On September 3rd, multinationals will be required to submit their first journal entry (polizas) reports as required under Mexico eContabilidad legislation. These journal entries must date back to July 1, 2015, meaning now is the time to evaluate your processes to ensure accurate reports. Yes – processes. Simply relying on your technology (SAP, ERP or OSS notes) to extract the report isn’t enough. Ultimately, the challenges presented by the polizas requirement are fundamentally related to your internal processes – how data is input and how it’s connected to the correct internal and external reports. Once those processes are in place, the data extraction to produce the actual report should be seamless.
First, let’s examine the function on the polizas report. Consider this the teeth of the eContabilidad legislation. This is where the SAT, Mexico’s tax authority, will determine the need for fines and penalties. This report must match your XML e-invoices (every. single. one.), and is required to support VAT tax deductions.
The SAT will start audits on September 3rd, so it’s imperative to uncover and address potential hidden issues in these polizas reports, including:
Inbound procurement: Many companies are still paying invoices off of a PDF – not the XML. This opens the door for inaccuracies on eContabilidad-required reports. Often, if a supplier has to make an adjustment to the invoice, they only do so on the PDF. In fact, we’ve found that upwards of 10 percent of PDF invoices don’t match the XMLs. However, when it comes to reporting and tax deductions, XML is the only invoice that matters. As a result, companies still using PDFs for accounts payable and tax reporting need to update their processes to eliminate this practice. Otherwise, they will face audits when their reporting fails automated government checks.

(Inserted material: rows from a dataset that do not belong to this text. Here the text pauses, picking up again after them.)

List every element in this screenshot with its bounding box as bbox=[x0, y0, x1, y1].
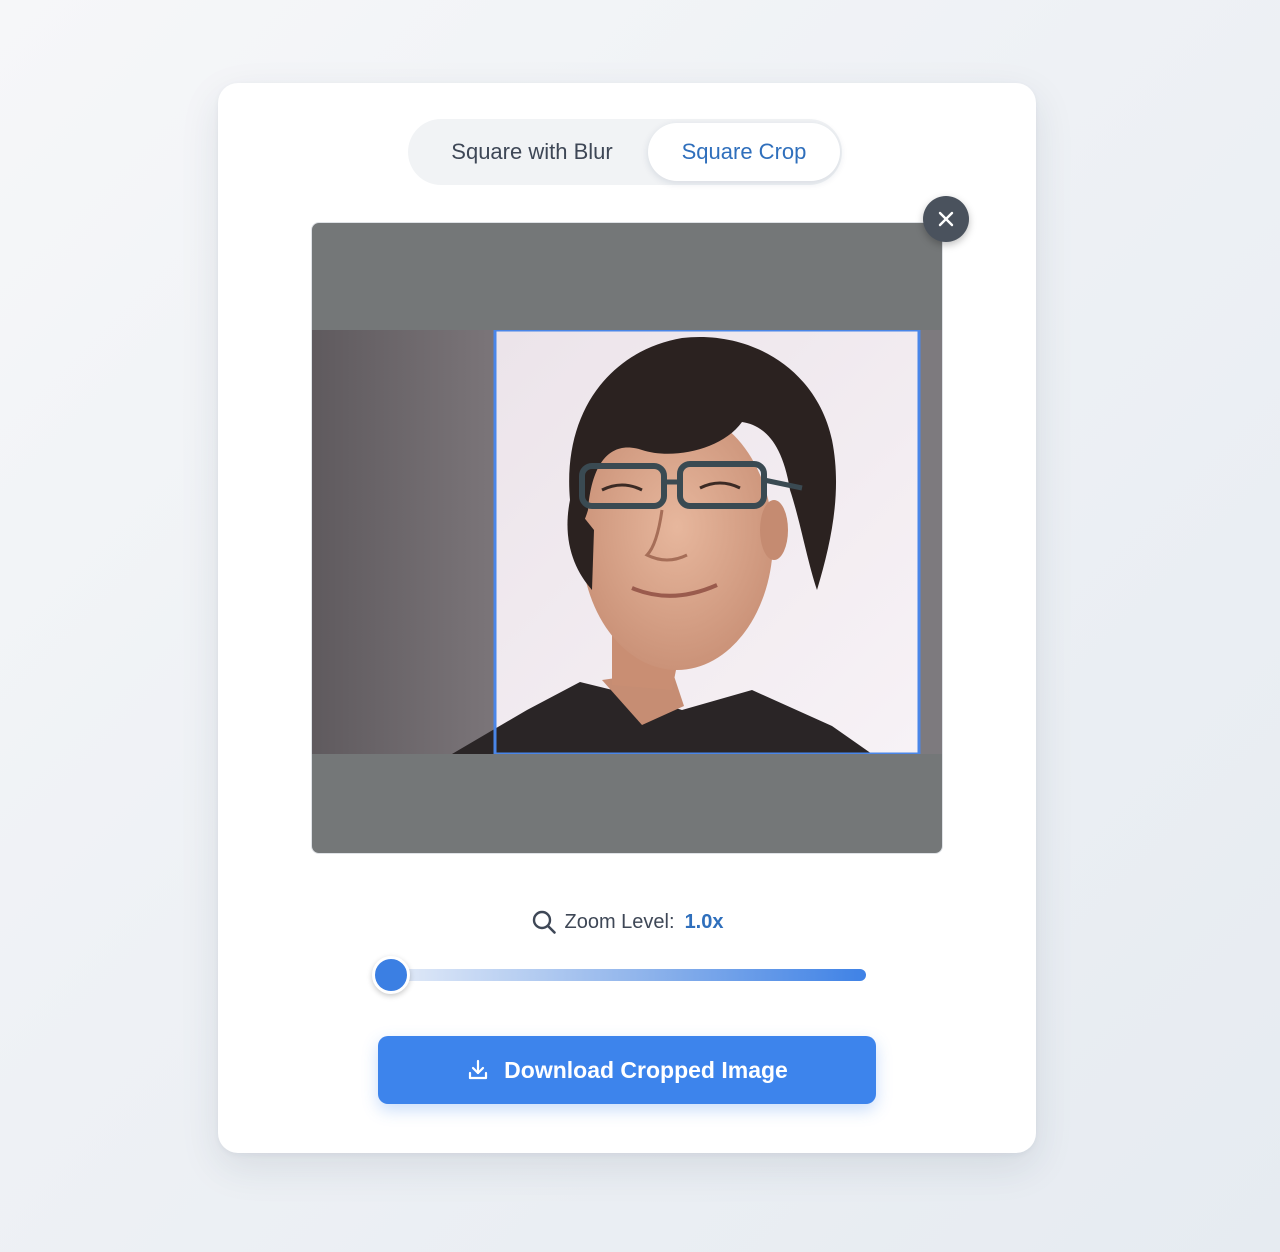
zoom-value: 1.0x bbox=[684, 910, 724, 933]
crop-stage bbox=[311, 222, 943, 854]
tab-square-with-blur[interactable]: Square with Blur bbox=[416, 123, 648, 181]
zoom-label: Zoom Level: bbox=[564, 910, 675, 933]
download-icon bbox=[466, 1058, 490, 1082]
search-icon bbox=[532, 910, 556, 934]
mode-toggle: Square with Blur Square Crop bbox=[408, 119, 842, 185]
zoom-slider[interactable] bbox=[372, 956, 866, 994]
download-cropped-image-button[interactable]: Download Cropped Image bbox=[378, 1036, 876, 1104]
close-icon bbox=[938, 211, 954, 227]
zoom-slider-thumb[interactable] bbox=[372, 956, 410, 994]
source-photo bbox=[312, 330, 942, 754]
zoom-control-header: Zoom Level: 1.0x bbox=[218, 909, 1036, 935]
close-button[interactable] bbox=[923, 196, 969, 242]
download-button-label: Download Cropped Image bbox=[504, 1056, 788, 1083]
tab-square-crop[interactable]: Square Crop bbox=[648, 123, 840, 181]
crop-dialog: Square with Blur Square Crop Zoom Level:… bbox=[218, 83, 1036, 1153]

Travel and expenses: One key area of focus for the SAT is fraud within travel and expenses. Typically, journal entries are done at the expense report level. For polizas reporting, however, it’s critical that each XML that contributes the expense report – for hotels, cars, flights, meals, taxis, etc. – is linked to the journal entry.
Payroll: Common practice is that journal entries for payroll reports on each cost center (marketing, accounting, operations, etc.). Much like expense reports though, there are multiple – often hundreds – of individual XMLs that contribute to this line item. Each employee’s pay stub is associated with a unique XML, and each must be linked to the journal entry.
With fines for inaccurate and incomplete information costing $3,000 per XML, you must get your processes in order now to avoid such penalties when the SAT begins enforcing polizas reports in September. Consider, for example, that an expense report for a single trip could have 10 corresponding XMLs, and you’re looking at the potential of a $30,000 fine – for just one expense report.